1. Reach: it has 2.5 billion potential customers within a range of just 3.000 km
o Modern seaports that are fewer than five days shipping from many major markets
o Air links within four hours of those markets.
3. Vietnam is also a fast-growing international consumer market with free trade agreements (FTA) that link it to countries with over 66% of the world’s GDP or 4.1 billion consumers.
Those FTAs include:
• The Association of Southeast Asian Nations (ASEAN) economic community and the ASEAN Trade in Goods Agreement (ATIGA, the community's primary agreement concerning regional tariff reduction with the aim of achieving a free flow of goods). The community numbers 600 million people, has a GDP of USD2.4 trillion, and its per capita income is forecast to triple by 2030.
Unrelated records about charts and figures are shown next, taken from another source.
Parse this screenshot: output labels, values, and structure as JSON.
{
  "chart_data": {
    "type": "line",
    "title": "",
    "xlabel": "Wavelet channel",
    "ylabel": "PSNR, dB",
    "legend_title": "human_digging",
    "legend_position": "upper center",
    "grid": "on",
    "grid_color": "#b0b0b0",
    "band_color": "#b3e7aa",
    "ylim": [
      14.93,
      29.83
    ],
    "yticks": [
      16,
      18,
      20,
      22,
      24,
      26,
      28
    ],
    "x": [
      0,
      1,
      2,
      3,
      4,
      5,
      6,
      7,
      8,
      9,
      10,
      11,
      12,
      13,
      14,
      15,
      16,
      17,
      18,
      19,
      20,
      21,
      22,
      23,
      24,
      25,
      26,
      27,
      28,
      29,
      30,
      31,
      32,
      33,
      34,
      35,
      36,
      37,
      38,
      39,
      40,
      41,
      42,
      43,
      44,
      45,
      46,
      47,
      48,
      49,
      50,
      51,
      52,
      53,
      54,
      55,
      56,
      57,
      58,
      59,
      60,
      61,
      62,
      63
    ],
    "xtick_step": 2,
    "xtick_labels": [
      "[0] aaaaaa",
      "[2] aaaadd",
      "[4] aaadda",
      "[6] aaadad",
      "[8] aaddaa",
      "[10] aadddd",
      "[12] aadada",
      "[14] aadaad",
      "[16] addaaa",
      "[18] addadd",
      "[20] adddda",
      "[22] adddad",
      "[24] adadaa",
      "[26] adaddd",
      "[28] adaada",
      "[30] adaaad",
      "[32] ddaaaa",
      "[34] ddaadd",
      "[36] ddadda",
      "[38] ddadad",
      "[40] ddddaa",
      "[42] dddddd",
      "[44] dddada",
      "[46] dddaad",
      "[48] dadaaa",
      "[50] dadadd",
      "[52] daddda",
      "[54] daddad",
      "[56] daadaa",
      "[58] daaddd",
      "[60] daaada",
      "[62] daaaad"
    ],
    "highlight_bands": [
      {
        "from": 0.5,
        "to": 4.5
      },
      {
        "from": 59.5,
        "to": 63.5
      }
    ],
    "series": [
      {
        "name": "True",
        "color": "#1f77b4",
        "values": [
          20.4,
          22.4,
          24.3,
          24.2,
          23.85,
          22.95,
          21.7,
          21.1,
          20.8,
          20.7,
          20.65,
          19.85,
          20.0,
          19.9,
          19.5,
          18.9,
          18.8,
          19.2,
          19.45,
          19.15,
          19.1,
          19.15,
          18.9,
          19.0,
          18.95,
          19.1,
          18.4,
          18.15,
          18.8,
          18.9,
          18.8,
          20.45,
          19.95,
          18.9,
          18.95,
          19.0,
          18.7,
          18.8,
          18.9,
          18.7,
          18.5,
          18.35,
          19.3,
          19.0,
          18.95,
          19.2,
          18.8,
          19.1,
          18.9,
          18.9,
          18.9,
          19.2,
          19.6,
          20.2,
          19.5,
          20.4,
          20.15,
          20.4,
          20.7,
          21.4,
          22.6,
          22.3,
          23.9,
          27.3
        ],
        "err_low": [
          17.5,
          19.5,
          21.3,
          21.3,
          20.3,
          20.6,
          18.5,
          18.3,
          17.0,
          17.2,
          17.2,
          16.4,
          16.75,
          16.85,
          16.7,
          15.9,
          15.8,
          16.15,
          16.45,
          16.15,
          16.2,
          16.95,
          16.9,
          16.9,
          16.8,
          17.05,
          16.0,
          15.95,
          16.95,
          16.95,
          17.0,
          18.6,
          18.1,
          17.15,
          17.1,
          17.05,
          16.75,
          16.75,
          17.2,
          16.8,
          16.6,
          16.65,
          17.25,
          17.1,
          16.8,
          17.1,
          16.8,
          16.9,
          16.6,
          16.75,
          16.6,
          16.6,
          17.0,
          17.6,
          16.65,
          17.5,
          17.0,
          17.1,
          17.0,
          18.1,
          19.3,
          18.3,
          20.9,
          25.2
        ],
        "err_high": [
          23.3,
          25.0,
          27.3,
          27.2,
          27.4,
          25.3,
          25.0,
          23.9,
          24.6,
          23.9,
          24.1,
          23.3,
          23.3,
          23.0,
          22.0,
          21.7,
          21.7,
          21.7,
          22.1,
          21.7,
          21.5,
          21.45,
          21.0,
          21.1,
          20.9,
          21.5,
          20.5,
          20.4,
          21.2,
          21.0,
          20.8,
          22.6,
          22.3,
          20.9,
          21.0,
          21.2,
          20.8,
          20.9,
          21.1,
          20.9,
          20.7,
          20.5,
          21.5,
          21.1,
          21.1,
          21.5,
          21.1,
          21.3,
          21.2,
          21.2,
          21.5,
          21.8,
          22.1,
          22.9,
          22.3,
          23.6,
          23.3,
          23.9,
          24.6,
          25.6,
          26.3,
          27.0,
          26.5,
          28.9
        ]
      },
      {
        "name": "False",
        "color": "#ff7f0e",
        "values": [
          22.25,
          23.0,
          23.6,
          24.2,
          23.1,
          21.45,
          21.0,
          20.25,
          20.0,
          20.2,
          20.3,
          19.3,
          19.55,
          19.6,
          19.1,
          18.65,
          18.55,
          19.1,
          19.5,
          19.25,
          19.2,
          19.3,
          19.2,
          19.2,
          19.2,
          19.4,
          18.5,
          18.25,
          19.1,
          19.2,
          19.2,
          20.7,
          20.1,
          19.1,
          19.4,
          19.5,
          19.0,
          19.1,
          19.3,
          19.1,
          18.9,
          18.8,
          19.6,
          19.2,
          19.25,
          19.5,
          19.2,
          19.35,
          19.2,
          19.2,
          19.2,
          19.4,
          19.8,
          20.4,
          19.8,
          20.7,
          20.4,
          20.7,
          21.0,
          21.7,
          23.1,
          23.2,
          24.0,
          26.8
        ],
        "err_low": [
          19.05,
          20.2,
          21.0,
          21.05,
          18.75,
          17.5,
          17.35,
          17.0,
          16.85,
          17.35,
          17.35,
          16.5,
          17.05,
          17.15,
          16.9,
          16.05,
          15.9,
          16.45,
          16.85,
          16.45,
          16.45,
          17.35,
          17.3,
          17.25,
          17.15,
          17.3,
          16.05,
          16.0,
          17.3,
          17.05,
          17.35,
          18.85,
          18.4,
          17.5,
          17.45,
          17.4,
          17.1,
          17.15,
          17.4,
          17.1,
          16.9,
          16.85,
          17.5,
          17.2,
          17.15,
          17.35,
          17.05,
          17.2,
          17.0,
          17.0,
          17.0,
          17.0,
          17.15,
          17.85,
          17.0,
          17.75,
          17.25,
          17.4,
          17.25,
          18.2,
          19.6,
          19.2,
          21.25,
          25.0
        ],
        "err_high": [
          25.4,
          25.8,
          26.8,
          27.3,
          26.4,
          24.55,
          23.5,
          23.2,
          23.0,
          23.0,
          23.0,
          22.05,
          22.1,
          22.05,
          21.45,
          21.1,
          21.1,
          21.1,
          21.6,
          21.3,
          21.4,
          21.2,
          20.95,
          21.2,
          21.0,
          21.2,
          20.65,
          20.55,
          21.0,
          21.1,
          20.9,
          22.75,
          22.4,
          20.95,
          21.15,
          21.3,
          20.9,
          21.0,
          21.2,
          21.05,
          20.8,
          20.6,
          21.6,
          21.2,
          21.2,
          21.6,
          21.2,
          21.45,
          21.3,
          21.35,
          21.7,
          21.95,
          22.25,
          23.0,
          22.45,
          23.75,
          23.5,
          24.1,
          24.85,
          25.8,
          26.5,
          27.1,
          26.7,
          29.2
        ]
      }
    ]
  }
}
• Europe-Vietnam FTA (EVFTA), that will eliminate nearly all tariffs (over 99%), beginning in 2018. Particularly important to the automotive industry as the car trade will be liberalised after 10 years, while cars with larger engines (>3,000cc for petrol, >2,500cc for diesel) will be liberalised a year earlier.
• Korea FTA, which took effect in 2015 and will see Korea remove 95.4% of tariffs on Vietnamese imports, while Vietnam eliminates 89.9% of tariffs on Korean imports within 15 years.
• In addition, Australia, Belarus, Chile, China, Israel, Japan, Kazakhstan, New Zealand, and Russia have signed trade agreements with Vietnam.
Finally, in this unique integration of the world’s economy, automotive suppliers located in Vietnam, could reach manufacturers in those FTA countries that produce 33 million vehicles annually, while benefitting from the lowest possible tariffs.